The Śri Śri Rādhā Kṛṣṇa Temple is full of what appears to me as mostly white middle and upper middle class young adults who have sworn off everything attached to their parents and their isolated upbringing.  This of course would include everything Catholic whether one was a Catholic or not.  I entered this temple to the Hindu god and His consort with a continued affection for Jesus Christ and Saint Francis of Assisi. My “franciscanism” had only been recently adopted as influenced by the charismatic and hip Catholic priest at my high school back home. Aum …that would be Father Francis Pompei of Oswego. Ya’know, I see no contradiction or exclusivity in such a belief coupled with my new Hindu practices.  But those who have chosen –or were chosen– to speak to me have made it clear that Jesus and Francis were not welcomed here.  If I did not abandon them soon I too would no longer be welcomed here. Now, I know St. Francis was the quintessential animal lover and environmentalist.  But in my world there are limits!  I mean, one must be practical in order to care for the surroundings and stay personally healthy!  So what’s the deal with the thousands, literally thousands of roaches invading the laundry hamper, the bathroom and the kitchen?  Have these upper class white kids totally lost themselves or have they been reincarnated as Hindus when they died to their former lifestyle?

I, I, I jus, I just can’t stand it here anymore!, as I hold back the tears of what seemed as self-abandonment.  “Ah, excuse me? May I use the phone? I don’t think I belong here. I need to call for a ride. Thank you!” (Sigh!) 555-HO3-1907 I dialed the telephone.

“Hel-O?” quietly the Spaniard voice inquired. What am I to do? The queen answered. Of course Dad’s at work. She’s only going to yell and scream at me.  But I really need to get out of this place.

“Yeah, Mom? It’s me.”  Holding back tears my voice cracked. “Mom, I’m in Boston and I want to come home! I’m at 72 Commonwealth Ave in Boston, the Hari Krishna Temple. Yes. Okay. See you.”  That was it!  No yelling, no screaming, no belittling me.  She said she was sorry but for what I don’t know.  Like I died and I had just given instructions on how she could resurrect me.  What seemed faster than Greyhound in eight hours my parents were at the door of the ISKCON temple.  Anticipating their arrival I’m already packed.  The only memento I am allowed is the śikhā surrounded by my bald head.
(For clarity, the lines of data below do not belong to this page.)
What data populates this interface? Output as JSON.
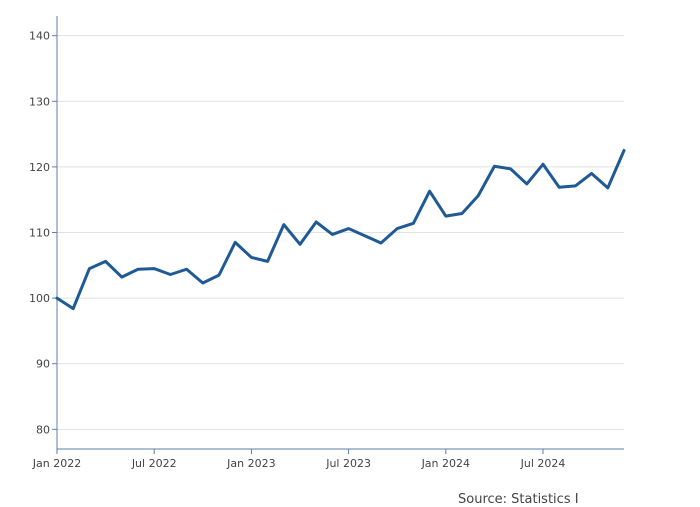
{
  "source_note": "Source: Statistics I",
  "colors": {
    "line": "#1f5a96",
    "grid": "#e1e1e1",
    "axis": "#5a7fa8"
  },
  "chart_data": {
    "type": "line",
    "title": "",
    "xlabel": "",
    "ylabel": "",
    "x_tick_labels": [
      "Jan 2022",
      "Jul 2022",
      "Jan 2023",
      "Jul 2023",
      "Jan 2024",
      "Jul 2024"
    ],
    "y_tick_labels": [
      "80",
      "90",
      "100",
      "110",
      "120",
      "130",
      "140"
    ],
    "y_ticks": [
      80,
      90,
      100,
      110,
      120,
      130,
      140
    ],
    "ylim": [
      77,
      143
    ],
    "xlim": [
      "2022-01",
      "2024-12"
    ],
    "grid": true,
    "series": [
      {
        "x": [
          "2022-01",
          "2022-02",
          "2022-03",
          "2022-04",
          "2022-05",
          "2022-06",
          "2022-07",
          "2022-08",
          "2022-09",
          "2022-10",
          "2022-11",
          "2022-12",
          "2023-01",
          "2023-02",
          "2023-03",
          "2023-04",
          "2023-05",
          "2023-06",
          "2023-07",
          "2023-08",
          "2023-09",
          "2023-10",
          "2023-11",
          "2023-12",
          "2024-01",
          "2024-02",
          "2024-03",
          "2024-04",
          "2024-05",
          "2024-06",
          "2024-07",
          "2024-08",
          "2024-09",
          "2024-10",
          "2024-11",
          "2024-12"
        ],
        "values": [
          100,
          98.4,
          104.5,
          105.6,
          103.2,
          104.4,
          104.5,
          103.6,
          104.4,
          102.3,
          103.5,
          108.5,
          106.2,
          105.6,
          111.2,
          108.2,
          111.6,
          109.7,
          110.6,
          109.5,
          108.4,
          110.6,
          111.4,
          116.3,
          112.5,
          112.9,
          115.6,
          120.1,
          119.7,
          117.4,
          120.4,
          116.9,
          117.1,
          119.0,
          116.8,
          122.5
        ]
      }
    ]
  }
}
 I must not be the only Krishna flunky to fail the endurance test seeing that the phone was readily available. Oh sure, someone tried to encourage me to stay but his encouragement seemed more symbolic showing mainly that he put forth the effort without ever being convincing as to why I ought to stay to serve Lord Kṛṣṇa.  “Oh! Thanks!”  I was just informed that “my ride” is here.

As I descend the stairs from this old Boston row house I look down in dreadful anticipation.  The queen wasn’t herself on the phone I wonder how she will be now, again in person.  Say, since I came all this way maybe she’s repented from all her nastiness?  I can see the Granada temporarily parked at the curb in front of the Kṛṣṇa Temple.  She was seated in the front passenger seat staring straight ahead as though trying not to look in my direction.  As my father returns to his driver’s seat I have five more steps to descend.  Then as if with confidence I firmly open the back door and take my place in her car.  But once there I begin to feel uneasy from the silence and I sink into the back seat.  It took her only a few row houses distance from my Boston home for her to begin barraging me with her insults and resentments reminding me how worthless I am. Ah, home sweet fucking home!